# Hesitant to use fiberglass again after finding mold



## jedispork (Jan 21, 2010)

I started a ht in the basement. Was going to be really simple but when I started researching insulation its getting down to a science. 

Part of my basement is above ground with regular framing and osb. The builder had insulated with unfaced fiberglass and covered with plastic. I found mold growing in the stuff when I peeled it back. After much research I decided to use 2 inch xps in these areas and the rim joist for mold resistance. Building science has a nice article about using foam in the rim joist area as well.

http://www.buildingscience.com/docu...ic=doctypes/information-sheets/4-air-barriers

The down side is that the r value is less (for rigid unless you get really thick) and I've heard acoustical properties aren't that great. Then I started reading about formaldehyde free fiberglass. They says its naturally mold and fire resistant. I'm considering to use this in the ceiling and the back wall of my theater for better acoustics since its not on a external wall.

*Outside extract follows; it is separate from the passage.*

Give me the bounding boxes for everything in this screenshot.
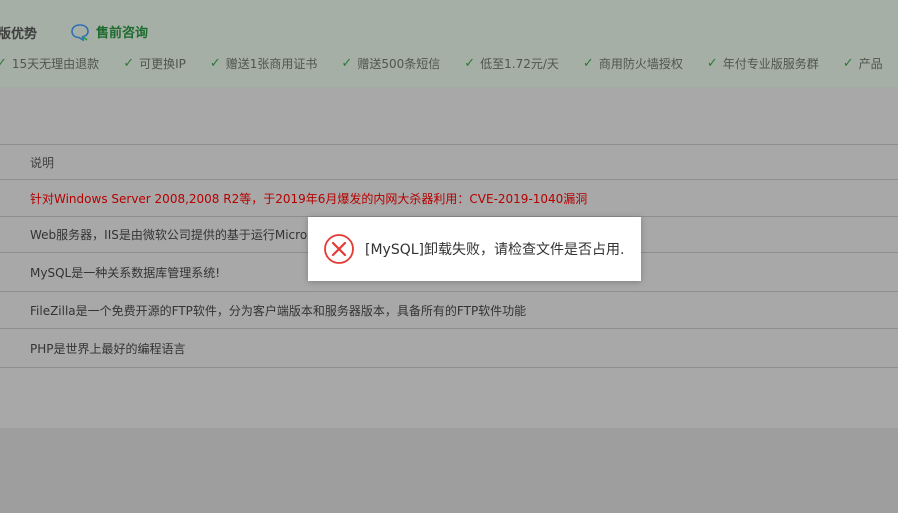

I'm certainly not a expert but I'm guessing the foam on exterior walls could still be beneficial because it reduces air infiltration while still being semi permeable to keep the wall behind it dry. 

I know that rigid foam against the foundation is the way to go there. I'm hesitant to use fiberglass again in a basement with all the mold issues they can have. I'm including a pic below. The short wall has 1 inch xps with foundation behind it. Above the shelf is above ground and I used 2 inch xps there. My original plan was to use all xps and not use fiberglass to fill in open areas. 

I've also taken care of the moisture problems and running a dehumidifier now.

thanks and looking forward to any input.


----------



## bbieger (Sep 15, 2009)

where the vapor barrier goes all depends on your climate. Condensation (and thus mold) occurs when warm air contacts a cold surface. So in the case of the guy who installed a vapor barrier room ward of the insulation, warm air was traveled to the cool side of the plastic sheet and condensed. The sheets can work if installed correctly but the often are not. Even the slightest air opening (outlets anyone?) will allow air to pass back and forth. 

From everything I have read the rigid foam you used is one of the BEST ways to prevent mold formation as mold can't eat it and it will prevent the formation of a large temperature differential that causes condensation and mold.

If I were in your shoes I would find some thin (R9?) fiberglass batts to install and call it a day.


----------



## bambino (Feb 21, 2010)

The foam insulation also has a higher R-value per given thickness allthough it does come at a premium price compared to fiberglass.


----------



## jedispork (Jan 21, 2010)

I believe buildingscience recommends 2 inches or less of xps to meet permeability requirements. After some more reading I might stay with the original plan and not use any fiberglass so moisture can escape without adding more layers of stuff to the foam. 

I might be giving up a little r value or better acoustics but I think long term it will have less problems. I live in IL which gets very hot and humid during the summer and cold winters. 

I also plan to stain the floor and only use area rugs. I think in basements sometimes less can be better. I've read threads where people spend years building a theater and some unexpected leak or flood requires them to do a total rebuild. 

Edit: The place with the most mold was over by the sump pump where the vapor barrier was partially falling down.


----------